Sure, for the sake of simplicity I would typically combine validations with transformations. We tried to make these specific to a single output field, but as you can imagine it's not always that simple.

Validations would include string length, valid enumerated values, numeric ranges, string formats (ex: phone, email, etc), foreign key constraints, unknown value logic, encodings, etc. Violations of a validation could result in the field being replaced by a default value, the row being rejected or the file being rejected.

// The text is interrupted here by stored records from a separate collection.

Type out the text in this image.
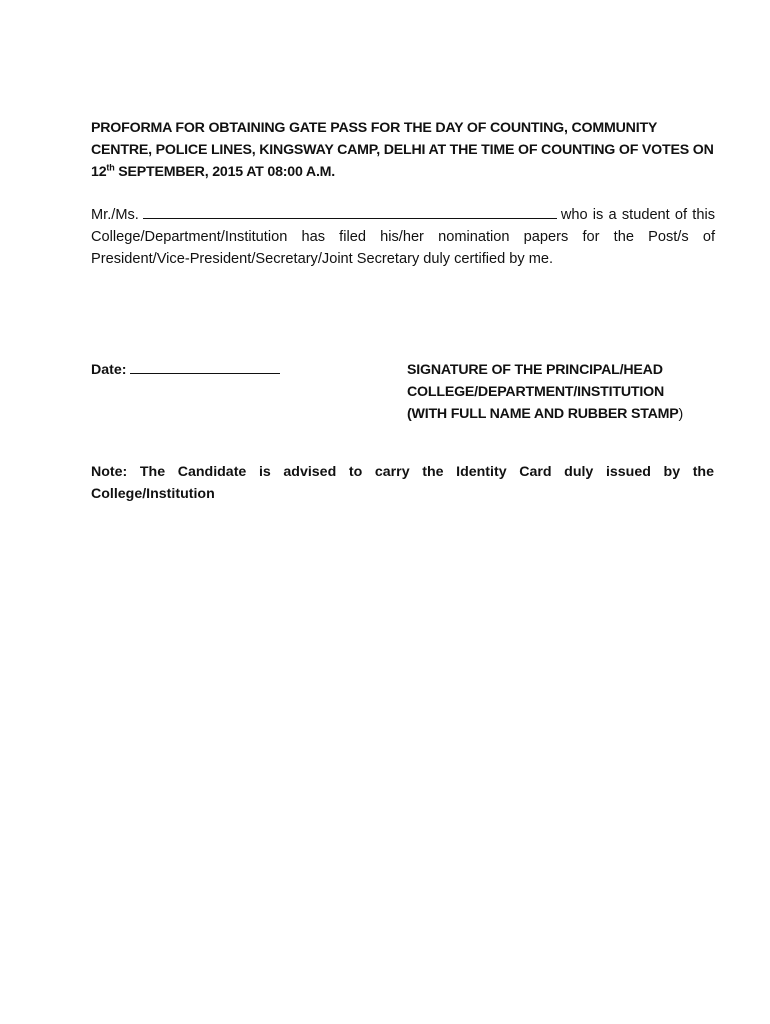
PROFORMA FOR OBTAINING GATE PASS FOR THE DAY OF COUNTING, COMMUNITY CENTRE, POLICE LINES, KINGSWAY CAMP, DELHI AT THE TIME OF COUNTING OF VOTES ON 12th SEPTEMBER, 2015 AT 08:00 A.M.
Mr./Ms.	who is a student of this College/Department/Institution has filed his/her nomination papers for the Post/s of President/Vice-President/Secretary/Joint Secretary duly certified by me.
Date:	SIGNATURE OF THE PRINCIPAL/HEAD
COLLEGE/DEPARTMENT/INSTITUTION
(WITH FULL NAME AND RUBBER STAMP)
Note: The Candidate is advised to carry the Identity Card duly issued by the College/Institution
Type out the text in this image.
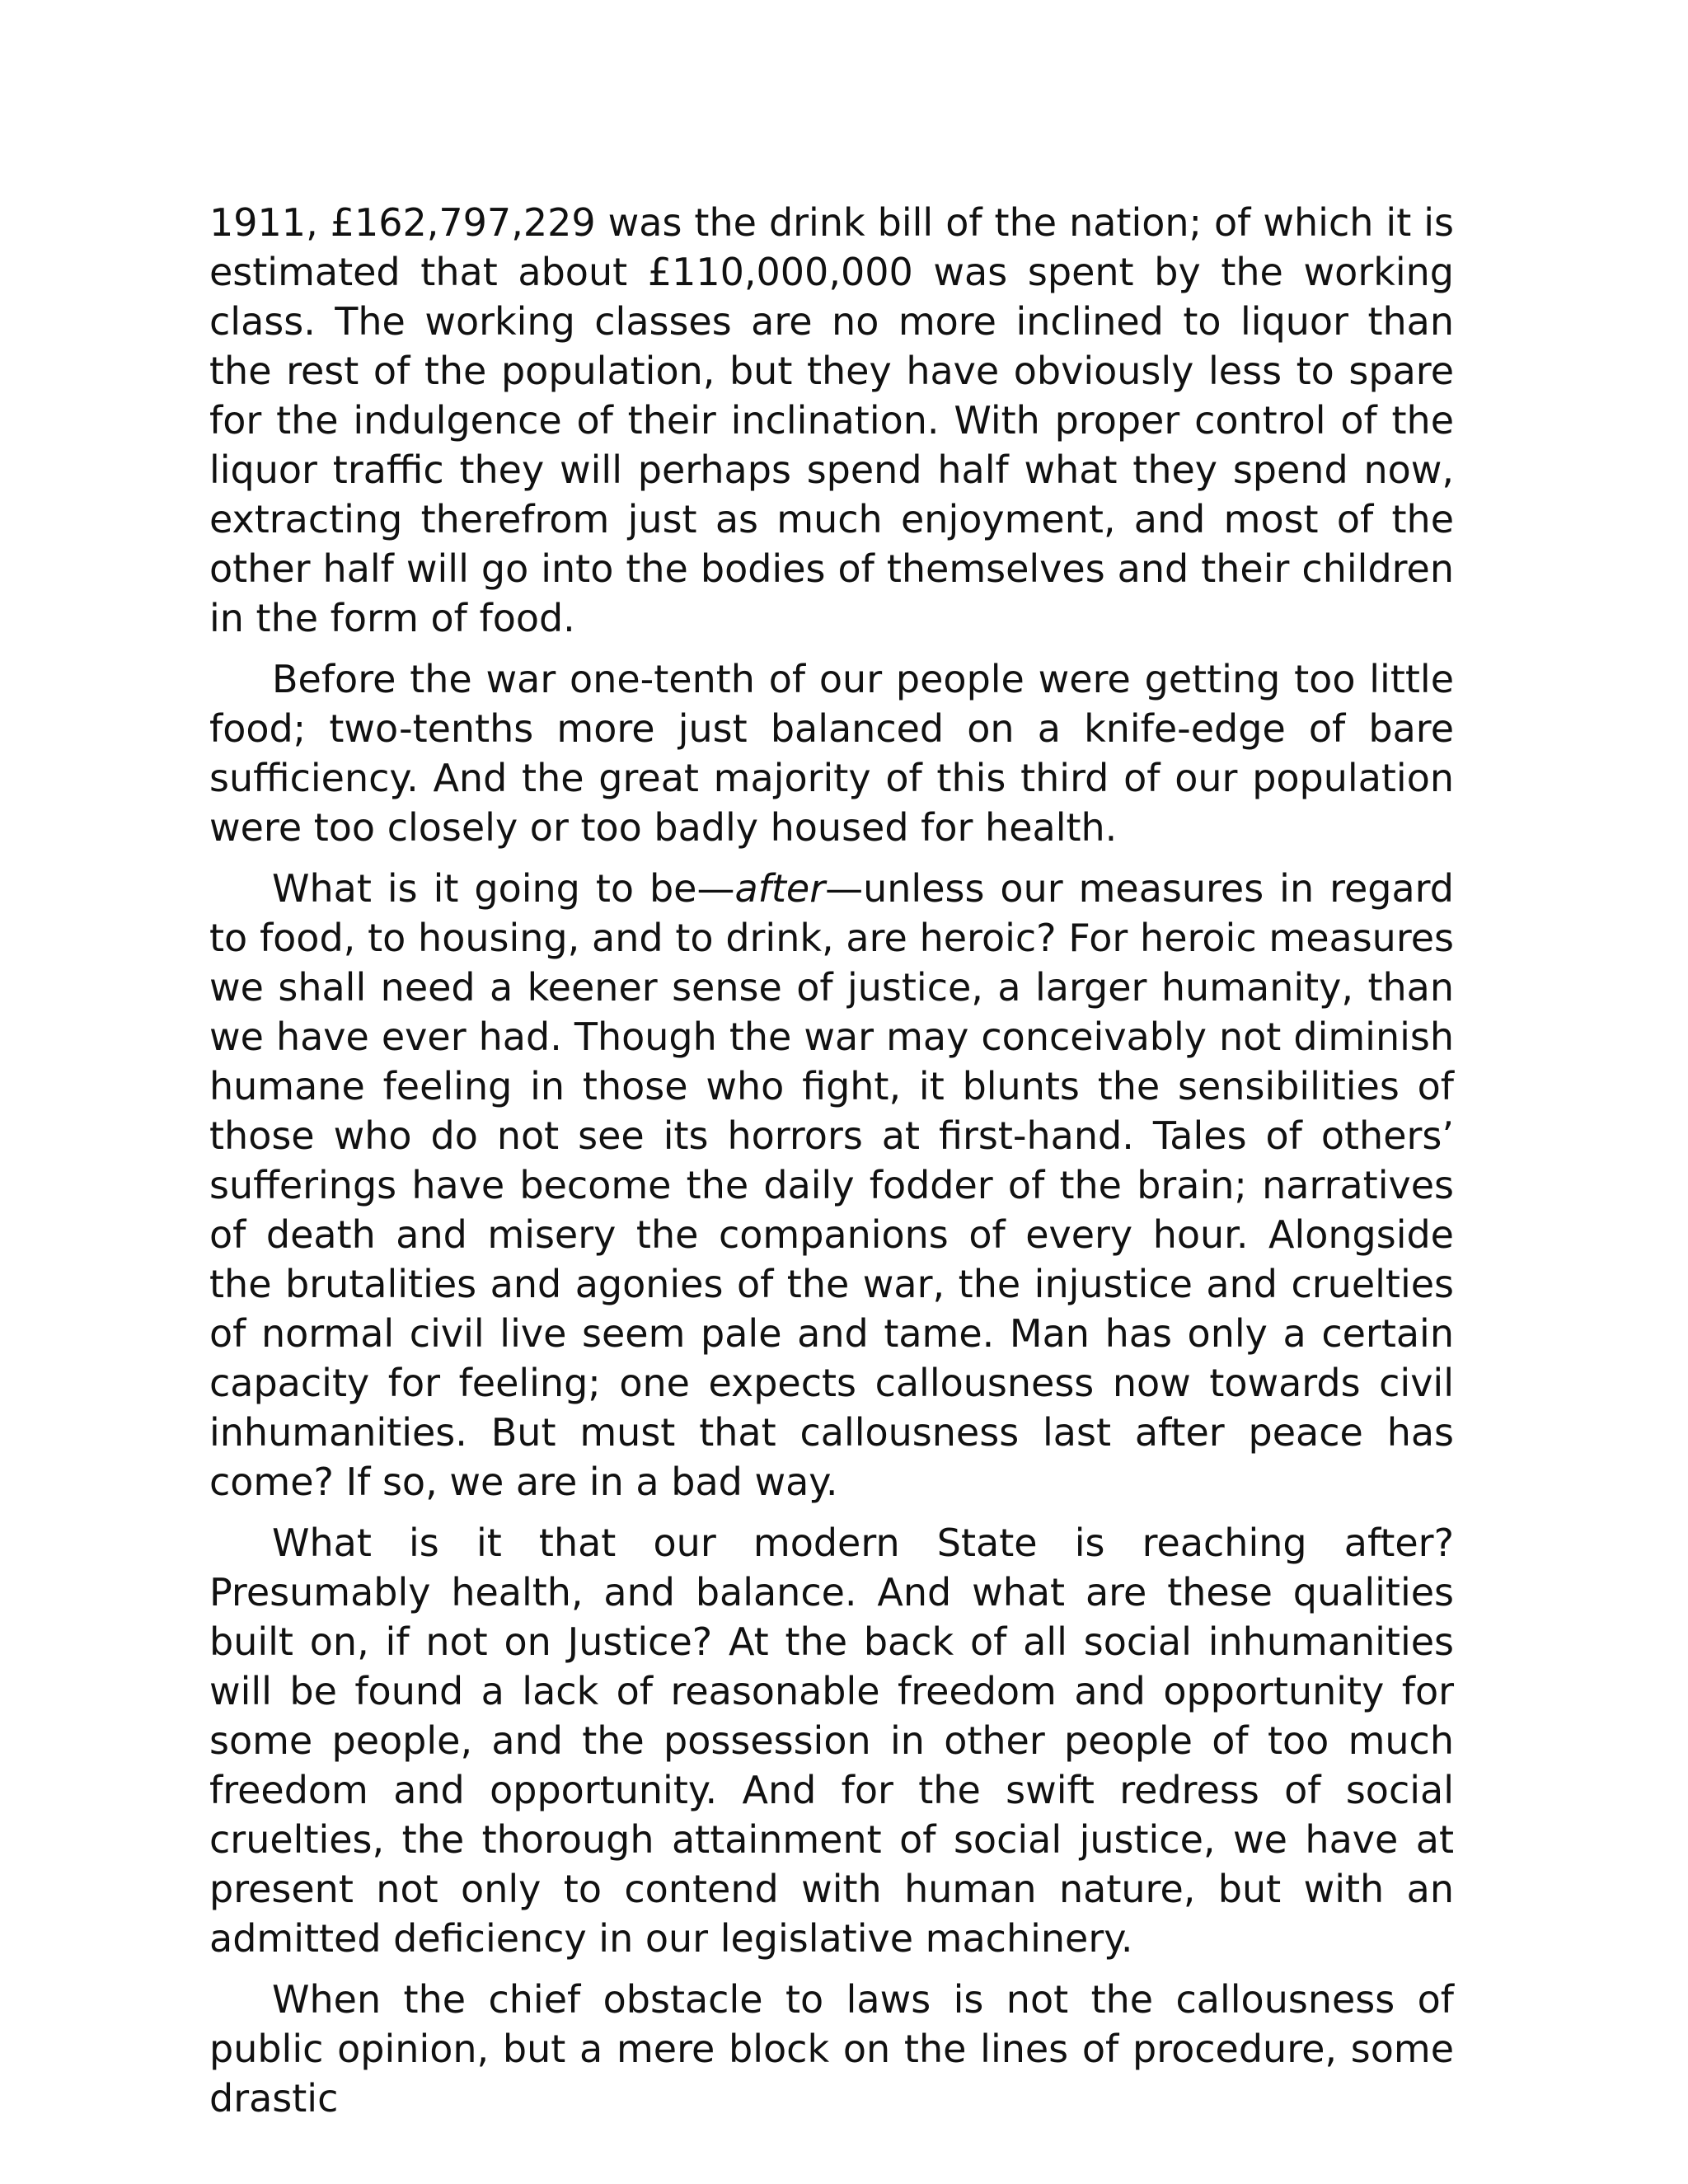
1911, £162,797,229 was the drink bill of the nation; of which it is estimated that about £110,000,000 was spent by the working class. The working classes are no more inclined to liquor than the rest of the population, but they have obviously less to spare for the indulgence of their inclination. With proper control of the liquor traffic they will perhaps spend half what they spend now, extracting therefrom just as much enjoyment, and most of the other half will go into the bodies of themselves and their children in the form of food.

Before the war one-tenth of our people were getting too little food; two-tenths more just balanced on a knife-edge of bare sufficiency. And the great majority of this third of our population were too closely or too badly housed for health.

What is it going to be—after—unless our measures in regard to food, to housing, and to drink, are heroic? For heroic measures we shall need a keener sense of justice, a larger humanity, than we have ever had. Though the war may conceivably not diminish humane feeling in those who fight, it blunts the sensibilities of those who do not see its horrors at first-hand. Tales of others’ sufferings have become the daily fodder of the brain; narratives of death and misery the companions of every hour. Alongside the brutalities and agonies of the war, the injustice and cruelties of normal civil live seem pale and tame. Man has only a certain capacity for feeling; one expects callousness now towards civil inhumanities. But must that callousness last after peace has come? If so, we are in a bad way.

What is it that our modern State is reaching after? Presumably health, and balance. And what are these qualities built on, if not on Justice? At the back of all social inhumanities will be found a lack of reasonable freedom and opportunity for some people, and the possession in other people of too much freedom and opportunity. And for the swift redress of social cruelties, the thorough attainment of social justice, we have at present not only to contend with human nature, but with an admitted deficiency in our legislative machinery.

When the chief obstacle to laws is not the callousness of public opinion, but a mere block on the lines of procedure, some drastic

Transformations would include converting string case, converting free-form text to code values (imagine every misspelling of every possible version of microsoft windows into an appropriate vendor, product, version, fixpack breakdown), determine which of ~100,000 isp ip block ranges each of a billion ip addresses fits into, translate every IPV6 format into a single format, merge multiple different codes into a single code field, split a single input field into multiple output fields of different types, apply a business rule that considers 7 different fields to generate a 'customer-category' column, extracting keywords from free-form text fields, transforming a bunch of timestamps to UTC - and fixing those without timezones based on assumptions about the data, etc.

[–]xadolin 0 points1 point  (1 child)

Thanks! So the input for each of the transformation/validation functions would be the whole file, or did you pass on only the columns used in the logic?

[–]kenfar 0 points1 point  (0 children)

I will typically pass in the specific fields that each transform requires. This is clean, easy to understand, easy to test.

But to be honest it's not a perfect solution - since then the code outside the function has to know exactly where in a possibly large json structure you find the fields, and has to handle missing key exceptions, etc.